Nancy Holt, Sun Tunnels, 1973–1976
ciment, acier, terre dans le desert Great Basin, Utah • 270 × 2620 × 1610 cm • Coll. Dia Art Foundation avec le support de Holt /Smithson Foundation • © 2023 Holt / Smithson Foundation & Dia Art Foundation / © Adagp, Paris 2023
Malgré ce dont témoignent les images, c’est une femme qui a permis tout cela : Virginia Dwan (1931–2022). Galeriste et mécène, elle est la seule à ouvrir deux galeries dédiées, d’abord à Los Angeles, puis à New York. Présente sur tous les fronts, elle voyage avec ces artistes, trouve les terrains qui accueillent les œuvres, finance chacun d’entre eux, écrit et publie.
Si Virginia Dwan n’est pas citée dans l’exposition, on la retrouve spirituellement dans bien des œuvres. C’est le cas de Pipeline, réalisée par l’artiste Nancy Holt (1938–2014). Son titre qui sonne comme un manuel technique, ses conduits métalliques qui serpentent, rien ne semble rappeler le « land », et pourtant…
Réinstallée dans l’exposition de Dallas, pour la première fois depuis la mort de l’artiste, Pipeline a été conçue alors que, pendant son séjour au Visual Arts Center of Alaska en 1986, Nancy Holt découvre le Trans-Alaska Pipeline. Des kilomètres de canaux en acier parcourent le paysage sauvage qu’elle traverse. Elle est fascinée par cette opposition entre contemplation et fonctionnalité, par ce contraste esthétique brutal.
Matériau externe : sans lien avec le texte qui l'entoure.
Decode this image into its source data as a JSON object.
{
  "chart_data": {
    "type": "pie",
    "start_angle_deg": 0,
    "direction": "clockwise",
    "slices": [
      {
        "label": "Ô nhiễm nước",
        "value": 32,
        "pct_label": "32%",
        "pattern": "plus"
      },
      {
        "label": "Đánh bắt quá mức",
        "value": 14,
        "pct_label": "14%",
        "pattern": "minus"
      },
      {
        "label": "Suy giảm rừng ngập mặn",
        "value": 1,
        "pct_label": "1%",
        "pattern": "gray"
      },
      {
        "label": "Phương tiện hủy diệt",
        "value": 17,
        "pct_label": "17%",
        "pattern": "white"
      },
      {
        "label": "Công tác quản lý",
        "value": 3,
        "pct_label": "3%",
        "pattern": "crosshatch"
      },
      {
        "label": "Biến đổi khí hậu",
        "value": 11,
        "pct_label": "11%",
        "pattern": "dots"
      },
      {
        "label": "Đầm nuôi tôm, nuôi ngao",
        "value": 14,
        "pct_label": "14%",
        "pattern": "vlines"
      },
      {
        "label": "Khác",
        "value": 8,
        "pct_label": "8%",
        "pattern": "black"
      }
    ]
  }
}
Nancy Holt, Pipeline, 1986
acier, huile • dimensions variables selon le site, ici the Visual Arts Center of Alaska, Anchorage • © 2023 Holt / Smithson Foundation / Adagp, Paris 2023
Pipeline débute hors du Nasher Sculpture Center, près de l’entrée principale, puis se perd dans les méandres des salles pour apparaître enfin, gigantesque, dans un espace vide. Une de ses sections laisse échapper de l’huile formant une flaque sombre et réfléchissante car, comme nous avertit Holt, « des dysfonctionnements se produisent – les tuyaux se fissurent ou rouillent, des déversements de pétrole surviennent. »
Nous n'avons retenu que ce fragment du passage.